Sunday, March 25, 2007
Official baby-killers again
This story from Australia. Another baby is dead and nobody will be penalized. Social workers treat drug addicts as sacred. They mainly take kids off normal families
An Aboriginal baby who died lying on a filthy mattress between her passed-out mother and father could be alive today if Western Australia's Department of Community Development had intervened to take her away from her alcoholic parents. Handing down his finding on baby Sturt's death in the northern West Australian town of Kununurra in July 2005, state Coroner Alastair Hope said the embattled department's handling of her case was seriously inadequate and deficient.

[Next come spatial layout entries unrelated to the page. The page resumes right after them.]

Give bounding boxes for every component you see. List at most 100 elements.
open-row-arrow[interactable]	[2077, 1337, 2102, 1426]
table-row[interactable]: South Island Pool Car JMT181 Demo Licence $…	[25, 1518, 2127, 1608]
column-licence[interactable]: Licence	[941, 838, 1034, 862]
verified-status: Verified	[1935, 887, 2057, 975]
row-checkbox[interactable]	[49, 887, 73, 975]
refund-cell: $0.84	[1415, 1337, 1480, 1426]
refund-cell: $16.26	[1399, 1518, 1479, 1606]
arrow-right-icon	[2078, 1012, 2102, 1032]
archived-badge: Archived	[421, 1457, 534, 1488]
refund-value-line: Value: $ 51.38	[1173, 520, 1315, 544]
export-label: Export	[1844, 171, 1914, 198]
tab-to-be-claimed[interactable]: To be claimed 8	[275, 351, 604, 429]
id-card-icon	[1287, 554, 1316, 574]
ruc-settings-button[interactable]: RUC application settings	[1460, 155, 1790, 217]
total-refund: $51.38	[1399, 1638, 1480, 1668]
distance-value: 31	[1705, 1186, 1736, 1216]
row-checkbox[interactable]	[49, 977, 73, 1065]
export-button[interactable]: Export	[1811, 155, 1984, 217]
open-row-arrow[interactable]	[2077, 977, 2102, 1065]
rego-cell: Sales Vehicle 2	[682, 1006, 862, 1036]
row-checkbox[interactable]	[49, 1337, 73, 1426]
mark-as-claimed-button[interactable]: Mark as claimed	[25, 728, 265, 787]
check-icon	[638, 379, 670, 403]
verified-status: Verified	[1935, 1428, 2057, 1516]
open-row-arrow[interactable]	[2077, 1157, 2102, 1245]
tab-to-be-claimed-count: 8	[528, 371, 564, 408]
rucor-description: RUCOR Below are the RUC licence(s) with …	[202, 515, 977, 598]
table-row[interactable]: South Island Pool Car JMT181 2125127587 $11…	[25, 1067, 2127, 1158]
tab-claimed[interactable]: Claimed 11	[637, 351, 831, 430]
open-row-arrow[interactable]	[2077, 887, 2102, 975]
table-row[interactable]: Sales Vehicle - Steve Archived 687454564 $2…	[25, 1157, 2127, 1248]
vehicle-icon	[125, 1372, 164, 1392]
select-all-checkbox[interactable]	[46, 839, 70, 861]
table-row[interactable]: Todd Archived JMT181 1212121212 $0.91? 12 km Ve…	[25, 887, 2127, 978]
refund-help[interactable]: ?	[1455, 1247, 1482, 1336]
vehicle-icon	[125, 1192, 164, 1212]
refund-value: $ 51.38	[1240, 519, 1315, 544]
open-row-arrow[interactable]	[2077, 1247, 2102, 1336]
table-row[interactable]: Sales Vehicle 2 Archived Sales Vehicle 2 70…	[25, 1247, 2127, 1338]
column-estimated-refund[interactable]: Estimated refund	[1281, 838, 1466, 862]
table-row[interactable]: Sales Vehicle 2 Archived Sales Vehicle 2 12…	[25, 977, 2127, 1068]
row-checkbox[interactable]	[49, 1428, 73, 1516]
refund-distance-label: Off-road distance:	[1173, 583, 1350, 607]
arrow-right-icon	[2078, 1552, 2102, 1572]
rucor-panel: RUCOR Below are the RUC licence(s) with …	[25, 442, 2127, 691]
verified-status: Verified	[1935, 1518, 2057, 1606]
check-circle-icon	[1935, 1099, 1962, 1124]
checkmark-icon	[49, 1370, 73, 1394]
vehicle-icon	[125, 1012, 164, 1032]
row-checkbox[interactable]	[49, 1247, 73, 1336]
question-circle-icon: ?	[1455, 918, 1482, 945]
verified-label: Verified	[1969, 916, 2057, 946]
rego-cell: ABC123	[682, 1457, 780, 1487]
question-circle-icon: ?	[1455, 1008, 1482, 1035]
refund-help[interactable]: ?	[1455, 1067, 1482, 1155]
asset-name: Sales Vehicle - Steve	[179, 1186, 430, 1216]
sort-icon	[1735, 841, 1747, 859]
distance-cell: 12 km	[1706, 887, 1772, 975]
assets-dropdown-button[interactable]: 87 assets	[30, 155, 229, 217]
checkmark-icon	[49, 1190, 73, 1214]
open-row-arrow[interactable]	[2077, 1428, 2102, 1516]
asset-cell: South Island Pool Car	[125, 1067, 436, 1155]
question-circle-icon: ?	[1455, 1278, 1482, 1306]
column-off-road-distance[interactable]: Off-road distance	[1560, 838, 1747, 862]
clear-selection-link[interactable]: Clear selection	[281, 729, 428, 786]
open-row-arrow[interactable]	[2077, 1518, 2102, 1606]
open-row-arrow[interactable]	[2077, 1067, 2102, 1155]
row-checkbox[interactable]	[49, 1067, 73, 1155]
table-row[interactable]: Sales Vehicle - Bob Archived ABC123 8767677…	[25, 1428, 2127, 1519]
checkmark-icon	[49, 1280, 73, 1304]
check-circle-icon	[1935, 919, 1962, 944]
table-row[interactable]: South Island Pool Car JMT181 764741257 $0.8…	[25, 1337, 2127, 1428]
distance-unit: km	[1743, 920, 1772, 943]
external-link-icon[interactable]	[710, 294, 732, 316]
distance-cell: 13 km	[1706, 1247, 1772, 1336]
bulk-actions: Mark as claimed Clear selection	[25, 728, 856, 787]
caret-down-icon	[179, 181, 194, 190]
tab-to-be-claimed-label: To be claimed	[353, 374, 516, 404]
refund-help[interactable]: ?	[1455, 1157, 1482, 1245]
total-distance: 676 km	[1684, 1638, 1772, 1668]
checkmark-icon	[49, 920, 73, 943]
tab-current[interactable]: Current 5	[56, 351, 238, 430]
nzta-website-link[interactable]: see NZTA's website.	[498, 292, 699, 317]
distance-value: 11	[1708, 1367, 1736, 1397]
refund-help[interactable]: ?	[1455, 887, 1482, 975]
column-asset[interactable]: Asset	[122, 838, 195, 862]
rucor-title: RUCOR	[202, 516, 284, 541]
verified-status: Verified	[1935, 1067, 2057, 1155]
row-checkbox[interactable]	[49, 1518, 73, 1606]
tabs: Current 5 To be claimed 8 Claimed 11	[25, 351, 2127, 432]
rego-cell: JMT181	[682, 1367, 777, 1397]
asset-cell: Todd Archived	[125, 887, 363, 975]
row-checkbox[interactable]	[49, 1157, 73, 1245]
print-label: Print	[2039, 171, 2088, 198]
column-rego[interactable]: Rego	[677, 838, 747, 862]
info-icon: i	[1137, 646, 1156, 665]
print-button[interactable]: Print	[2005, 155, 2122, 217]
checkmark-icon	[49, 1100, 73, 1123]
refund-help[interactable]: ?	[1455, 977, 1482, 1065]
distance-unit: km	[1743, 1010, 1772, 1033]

The five-month-old, who had been neglected her whole life, died in the early hours of Saturday, July 2, 2005. Western Australia's chief pathologist, Karin Margolius, said the baby had the worst case of nappy rash she had seen. The condition was so severe her skin was peeling off and she had ulcers on her bottom and a rash extending to her waist. The baby also had multiple areas of rash on her face and ears and areas of depigmentation on her forehead, nose, cheek and neck that were a result of sweat and other body products not being wiped off. "This was one of the saddest cases to come before the Coroners Court because it appeared that the baby had died in circumstances of extreme neglect," Mr Hope said in his findings.
The Coroner criticised the DCD for ignoring several attempts by baby Sturt's extended family to have her removed from her mother, Elizabeth Carlton. On May 6, 2005, family members attended DCD offices in Kununurra and "effectively begged the department to intervene to save the child", he said. The family was told arrangements would be made for another meeting the following Monday but the meeting never eventuated and baby Sturt and her mother were never seen by DCD officers.
"In my view, DCD's handling of the case, particularly after the meeting of May 6, 2005, with family members, was seriously deficient," Mr Hope said. "The concern of family members was that the mother of the deceased was an alcoholic and, when drinking, was incapable of looking after her very young baby. The department did nothing to address this very real issue and the case was allocated, first, to an unpaid student and a field worker who was never advised that the case had been allocated to her and then was transferred to a new employee who had not yet received the training provided by the department to new workers."
Mr Hope backed the investigating police officer's statement that baby Sturt would have been alive today if the DCD had acted on May 6 -- eight weeks before her death. He said it was particularly alarming that there was a reluctance by DCD to intervene to save Aboriginal children at risk. The Coroner also criticised the DCD for its lack of co-operation with police investigating the death.
The DCD welcomed the Coroner's report, saying it identified work practices and processes the department needed to improve. Executive director of statewide services Judy Hogben said the department had taken steps to tighten operations and implement more rigorous systems to identify and monitor children at risk since baby Sturt's death.